A Celestial "Avada Kedavra"⚡️
This happened after my great visit to Yosemite, but the occurrence of this event took precedence in my journaling, lest I forgot the exact details of it all. And looking back, it probably wasn’t all that big of a deal, but in the moment, and considering the circumstances, it was, like, THE BIGGEST deal.
So, Saturday, November 7th, 2015, we were in The Cleve in SoCal, on hitch in the backcountry. We had just finished dinner (unimportant, but it was so delicious I’m going to tell you what we had anyways: lentils, canned veggies, green beans, carrots, shiitake mushrooms, onions, garlic, tomatoes, and summer sausage, all in a stew. Anyways, I digress.), and I had to pee. Our “kitchen” was under a large, old oak tree, so I stepped out from under its canopy and looked up at something in the sky that had caught my eye. I thought out loud, half speculating to myself, half alerting the rest of the crew. What I saw was an unusually large, bright red light streaming across the night sky, at airplane-ish altitude. Oddly, it was trailing a very obvious, thick, white vapor that looked like a jet stream. That’s what I told the crew, because that is all I could make of it. I thought it strange that I could see the jet stream, because it was completely dark. My friend Hunter joined me and had the same exclamation. The red ball was traveling quickly, and then suddenly, it seemed to stop. When it stopped, it exploded into light and began spiraling toward the earth unnervingly, leaving corkscrews of white light behind. By this point, our exclamations had drawn the rest of the crew out. As if that explosion wasn’t strange enough, it was immediately followed by a perfect circle of light, like a giant firework detonating in slow motion. The light grew and grew until the whole sky above us was pale white. Simultaneously, a ball of light disappeared behind a near mountain and the sky began bleeding bright green.
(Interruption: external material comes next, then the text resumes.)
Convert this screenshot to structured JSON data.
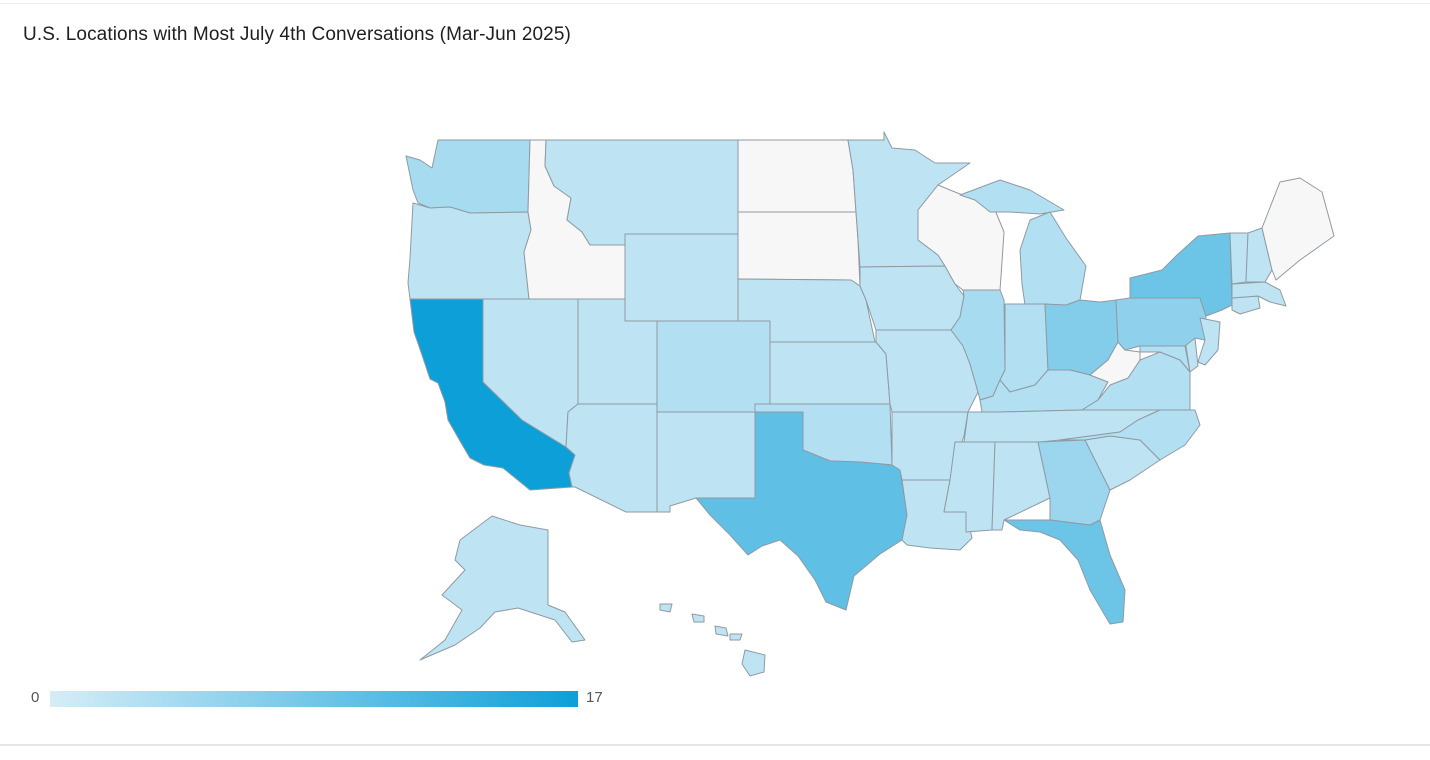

Okay, pause. This all was taking place while we were roughly six miles deep into the Cleveland National Forest backcountry. Actually the middle of nowhere, in a valley, with not even the thought of cell reception. At this point, we had been camped there for six or so days, and the only thing keeping me remotely civilized was the fact that I had to interact like a real human with the eight other people on my crew. And now exploding lights in the sky? *Cue existential crisis*
So anyways, the green light spread horizontally a few inches above the horizon and lingered for 10 to 15 minutes as the white glow began to fade. As all of this was happening, I was frozen in part utter awe, part sheer terror and confusion (these sentiments are why I don’t have a photo for you… just go look it up). The thoughts in my head were all exuberantly vocalized by the crew in the ensuing moments. A comet! A meteor! There is a Marine base just over the mountain, maybe a missile? Aliens! Kate’s was my favorite - “You know how there was a meteor that ended the dinosaurs? What if this one hits Earth and we are all going to die too?!” Seconds later, we were all quiet as Bobby, our crew leader, called his dad on the satellite phone, and we heard and felt a low BOOM from somewhere distant. We assumed that was the sound delay from when “it” hit some level of the earth’s atmosphere and exploded into all those lights. Bobby’s dad Googled the event for us. News reports had already been run on “What was that mysterious light in the sky near L.A.?” After all had settled, we concluded it was most likely “space junk” - part of some equipment in space that fell into the atmosphere. Later, we found out we were wrong, and it was, in fact, an unarmed missile fired from a naval base off the coast. You know, casually.
So, there you have it. Bobby perfectly executed a joke - after the BOOM, he said, “Wait, is there a weird smell?” All eight of us took a big sniff and simultaneously realized our absurdity. We all went to our tents later, sufficiently mind-blown and decently frightened. Most, if not all of us, agreed that that was the coolest thing we’d ever seen.